The nightmare scenario for any modern business is simple but devastating: scammers clone your website, steal your domain identity, and rob your customers.
By the time the complaints roll in, the money is gone, and your reputation is left in tatters. This practice, known as cybersquatting, is no longer just a nuisance it is a sophisticated vehicle for data theft and malware distribution affecting everyone from Fortune 500 giants to agile startups.
This issue has become personal for Decodo (formerly Smartproxy), a leading web data infrastructure provider serving over 135,000 users.
As the company grew, impostors began registering lookalike domains to deceive customers, offering a stark lesson in the volatility of digital brand protection.
Cybersquatting Attacks
Digital squatting involves bad actors registering domain names that mimic established brands.
While early internet squatters mostly held domains for ransom , modern cybercriminals use them to intercept traffic, harvest login credentials, and distribute malicious software.
The tactics are varied and cunning:
- Typosquatting: Registering common misspellings (e.g., gooogle.com).
- Combosquatting: Adding keywords to a brand name (e.g., netflix-login.com).
- TLD Squatting: Using different extensions, such as .net or .org, instead of the official .com.
- Homograph Attacks: Using visually similar characters from different alphabets to create undetectable fakes.
According to research from SecPod, malicious campaigns using specific domain extensions increased 19-fold between late 2024 and mid-2025. Over 99% of these domains were used for credential phishing attack or malware delivery.
Decodo, recognized as a “Best Value Provider” by Proxyway, became a prime target due to its success. Bad actors, particularly in China, registered domains like smartproxy.org and smartproxy.cn.
“We’ve spent years earning our customers’ trust through reliable service and ethical practices,” said Vytautas Savickas, CEO of Decodo. “Impersonators don’t just steal money.

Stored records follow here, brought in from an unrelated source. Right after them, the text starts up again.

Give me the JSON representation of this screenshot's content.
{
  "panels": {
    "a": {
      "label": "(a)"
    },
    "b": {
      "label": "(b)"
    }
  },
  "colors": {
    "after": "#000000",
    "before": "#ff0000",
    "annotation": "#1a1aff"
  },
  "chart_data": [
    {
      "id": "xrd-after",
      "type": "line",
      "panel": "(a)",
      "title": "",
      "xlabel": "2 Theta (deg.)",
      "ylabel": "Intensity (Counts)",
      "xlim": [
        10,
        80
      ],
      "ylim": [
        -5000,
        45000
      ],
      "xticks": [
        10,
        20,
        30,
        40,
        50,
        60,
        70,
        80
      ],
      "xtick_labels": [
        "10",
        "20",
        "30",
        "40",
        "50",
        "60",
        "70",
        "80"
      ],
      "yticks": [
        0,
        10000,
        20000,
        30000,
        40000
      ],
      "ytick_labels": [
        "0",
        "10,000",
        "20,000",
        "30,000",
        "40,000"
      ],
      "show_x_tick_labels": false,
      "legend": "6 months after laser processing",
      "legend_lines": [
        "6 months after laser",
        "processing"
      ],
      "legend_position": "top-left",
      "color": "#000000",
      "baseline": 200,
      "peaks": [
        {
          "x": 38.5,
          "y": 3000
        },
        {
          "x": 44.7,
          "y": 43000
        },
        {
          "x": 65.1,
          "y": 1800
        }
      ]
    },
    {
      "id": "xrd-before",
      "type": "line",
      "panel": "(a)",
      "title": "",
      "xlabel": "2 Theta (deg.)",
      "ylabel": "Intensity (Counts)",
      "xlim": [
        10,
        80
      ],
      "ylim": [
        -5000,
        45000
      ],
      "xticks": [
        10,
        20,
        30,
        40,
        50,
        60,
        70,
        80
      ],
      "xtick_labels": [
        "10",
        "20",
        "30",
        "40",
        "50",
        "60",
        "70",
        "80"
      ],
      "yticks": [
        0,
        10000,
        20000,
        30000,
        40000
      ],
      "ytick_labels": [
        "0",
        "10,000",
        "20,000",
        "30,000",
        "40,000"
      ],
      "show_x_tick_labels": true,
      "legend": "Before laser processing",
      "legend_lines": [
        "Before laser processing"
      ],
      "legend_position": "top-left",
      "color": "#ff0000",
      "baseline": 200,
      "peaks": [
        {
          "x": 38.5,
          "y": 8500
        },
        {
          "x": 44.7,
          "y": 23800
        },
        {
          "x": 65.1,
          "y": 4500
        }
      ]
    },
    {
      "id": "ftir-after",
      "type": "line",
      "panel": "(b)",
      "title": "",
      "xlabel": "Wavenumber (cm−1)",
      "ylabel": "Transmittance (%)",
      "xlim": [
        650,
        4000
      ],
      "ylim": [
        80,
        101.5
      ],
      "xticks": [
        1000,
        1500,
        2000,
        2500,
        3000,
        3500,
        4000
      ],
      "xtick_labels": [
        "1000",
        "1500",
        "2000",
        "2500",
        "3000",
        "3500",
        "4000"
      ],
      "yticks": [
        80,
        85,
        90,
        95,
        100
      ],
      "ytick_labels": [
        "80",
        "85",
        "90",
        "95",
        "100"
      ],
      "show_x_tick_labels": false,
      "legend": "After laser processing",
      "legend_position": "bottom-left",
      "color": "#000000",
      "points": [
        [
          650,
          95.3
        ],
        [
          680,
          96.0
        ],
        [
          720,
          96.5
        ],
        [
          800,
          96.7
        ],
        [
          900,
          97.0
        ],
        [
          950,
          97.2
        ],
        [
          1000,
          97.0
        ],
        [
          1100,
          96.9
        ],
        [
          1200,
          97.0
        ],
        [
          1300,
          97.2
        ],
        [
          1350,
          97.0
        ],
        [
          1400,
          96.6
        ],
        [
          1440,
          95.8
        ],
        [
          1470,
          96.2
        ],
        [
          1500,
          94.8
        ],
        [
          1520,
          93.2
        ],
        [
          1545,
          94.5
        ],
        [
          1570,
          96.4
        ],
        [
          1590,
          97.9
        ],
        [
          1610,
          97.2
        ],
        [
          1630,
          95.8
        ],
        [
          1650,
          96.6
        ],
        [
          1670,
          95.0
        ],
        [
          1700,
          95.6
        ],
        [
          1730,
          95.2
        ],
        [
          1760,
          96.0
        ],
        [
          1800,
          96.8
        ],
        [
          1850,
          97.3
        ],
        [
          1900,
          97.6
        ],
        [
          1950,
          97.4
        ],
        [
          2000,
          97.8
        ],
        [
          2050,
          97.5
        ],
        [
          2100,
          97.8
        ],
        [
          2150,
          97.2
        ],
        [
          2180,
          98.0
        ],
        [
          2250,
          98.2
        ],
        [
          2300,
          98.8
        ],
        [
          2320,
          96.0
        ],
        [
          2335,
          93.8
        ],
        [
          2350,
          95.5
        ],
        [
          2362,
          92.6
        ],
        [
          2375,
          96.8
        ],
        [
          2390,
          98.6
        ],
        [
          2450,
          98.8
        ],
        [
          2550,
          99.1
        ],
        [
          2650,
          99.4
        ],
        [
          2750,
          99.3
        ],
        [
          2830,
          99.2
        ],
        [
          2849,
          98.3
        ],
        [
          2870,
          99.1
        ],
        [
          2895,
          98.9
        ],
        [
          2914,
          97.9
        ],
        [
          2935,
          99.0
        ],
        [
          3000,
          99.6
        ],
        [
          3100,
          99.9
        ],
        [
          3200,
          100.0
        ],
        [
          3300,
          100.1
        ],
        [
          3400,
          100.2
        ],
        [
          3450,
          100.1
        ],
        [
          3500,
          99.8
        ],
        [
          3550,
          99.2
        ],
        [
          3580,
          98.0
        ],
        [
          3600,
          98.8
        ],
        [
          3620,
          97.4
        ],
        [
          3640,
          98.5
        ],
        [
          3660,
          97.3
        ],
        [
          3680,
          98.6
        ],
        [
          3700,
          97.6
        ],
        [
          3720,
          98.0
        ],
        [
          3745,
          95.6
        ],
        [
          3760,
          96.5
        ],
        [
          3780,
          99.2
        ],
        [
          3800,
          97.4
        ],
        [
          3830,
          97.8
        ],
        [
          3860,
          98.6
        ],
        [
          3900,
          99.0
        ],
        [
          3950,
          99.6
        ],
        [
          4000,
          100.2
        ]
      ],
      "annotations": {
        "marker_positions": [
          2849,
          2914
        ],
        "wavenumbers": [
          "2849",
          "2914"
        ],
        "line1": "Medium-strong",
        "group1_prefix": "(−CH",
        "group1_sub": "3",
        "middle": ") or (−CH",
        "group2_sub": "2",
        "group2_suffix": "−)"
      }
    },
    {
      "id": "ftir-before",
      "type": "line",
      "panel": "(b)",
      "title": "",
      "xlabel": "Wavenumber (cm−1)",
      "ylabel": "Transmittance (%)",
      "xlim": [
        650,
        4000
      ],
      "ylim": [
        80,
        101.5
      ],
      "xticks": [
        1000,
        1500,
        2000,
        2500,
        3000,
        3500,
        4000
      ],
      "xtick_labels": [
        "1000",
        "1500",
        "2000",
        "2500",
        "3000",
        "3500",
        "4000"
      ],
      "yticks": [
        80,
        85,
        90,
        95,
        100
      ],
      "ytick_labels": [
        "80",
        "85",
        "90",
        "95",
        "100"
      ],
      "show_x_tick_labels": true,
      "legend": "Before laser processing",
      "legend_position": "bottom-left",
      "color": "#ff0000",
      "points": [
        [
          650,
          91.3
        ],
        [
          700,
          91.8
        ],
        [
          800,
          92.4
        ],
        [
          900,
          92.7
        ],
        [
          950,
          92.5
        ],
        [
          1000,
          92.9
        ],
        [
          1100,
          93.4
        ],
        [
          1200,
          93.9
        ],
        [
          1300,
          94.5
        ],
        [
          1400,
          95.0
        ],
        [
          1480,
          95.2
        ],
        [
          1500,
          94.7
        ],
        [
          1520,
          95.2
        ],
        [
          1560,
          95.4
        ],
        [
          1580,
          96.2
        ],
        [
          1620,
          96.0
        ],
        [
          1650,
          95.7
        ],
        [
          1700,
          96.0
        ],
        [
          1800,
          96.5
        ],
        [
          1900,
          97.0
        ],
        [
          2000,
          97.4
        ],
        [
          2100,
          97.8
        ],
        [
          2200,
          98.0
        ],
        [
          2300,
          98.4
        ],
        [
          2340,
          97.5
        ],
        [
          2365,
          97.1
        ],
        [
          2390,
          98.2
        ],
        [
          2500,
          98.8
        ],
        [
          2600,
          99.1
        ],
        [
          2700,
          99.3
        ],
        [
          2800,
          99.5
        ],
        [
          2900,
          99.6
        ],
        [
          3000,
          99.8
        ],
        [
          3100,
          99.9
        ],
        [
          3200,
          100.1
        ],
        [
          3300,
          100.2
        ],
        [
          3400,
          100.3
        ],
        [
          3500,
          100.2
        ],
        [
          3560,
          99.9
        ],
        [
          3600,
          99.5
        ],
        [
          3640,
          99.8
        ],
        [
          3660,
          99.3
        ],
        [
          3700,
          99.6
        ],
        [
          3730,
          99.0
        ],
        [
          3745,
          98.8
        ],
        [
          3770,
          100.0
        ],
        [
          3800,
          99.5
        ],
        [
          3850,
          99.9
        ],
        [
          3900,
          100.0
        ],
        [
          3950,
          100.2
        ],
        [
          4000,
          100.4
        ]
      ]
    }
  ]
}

They deliver low-quality services that fall far short of what real companies provide.”
The damage is tangible. Victims on Trustpilot report paying for services that never arrive or receiving useless IP addresses.
Worse, because many of these transactions occur via cryptocurrency, the payments are irreversible. The legitimate business is then left to handle the fallout: support teams flooded with complaints about purchases they never processed and negative reviews from confused victims.
The Cost of Inaction
The financial stakes are incredibly high. The IBM Cost of a Data Breach Report notes that phishing attacks often facilitated by squatted domains cost organizations an average of $4.8 million per breach in 2025.
While legal avenues like the Uniform Domain-Name Dispute Resolution Policy (UDRP) exist to recover domains, the process can be slow.
Prevention remains the most effective defense. Experts recommend that businesses proactively register domain variations, monitor for new registrations using their brand name, and educate customers on how to identify official communication channels.
“Digital squatting has evolved from a nuisance into a serious business risk that demands executive attention,” warns Vaidotas Juknys, Chief Commercial Officer at Decodo.
“The squatters are counting on businesses to be reactive. The only way to win is to be proactive.”
For businesses operating online, your domain is your front door. Leaving it unguarded invites criminals to change the locks.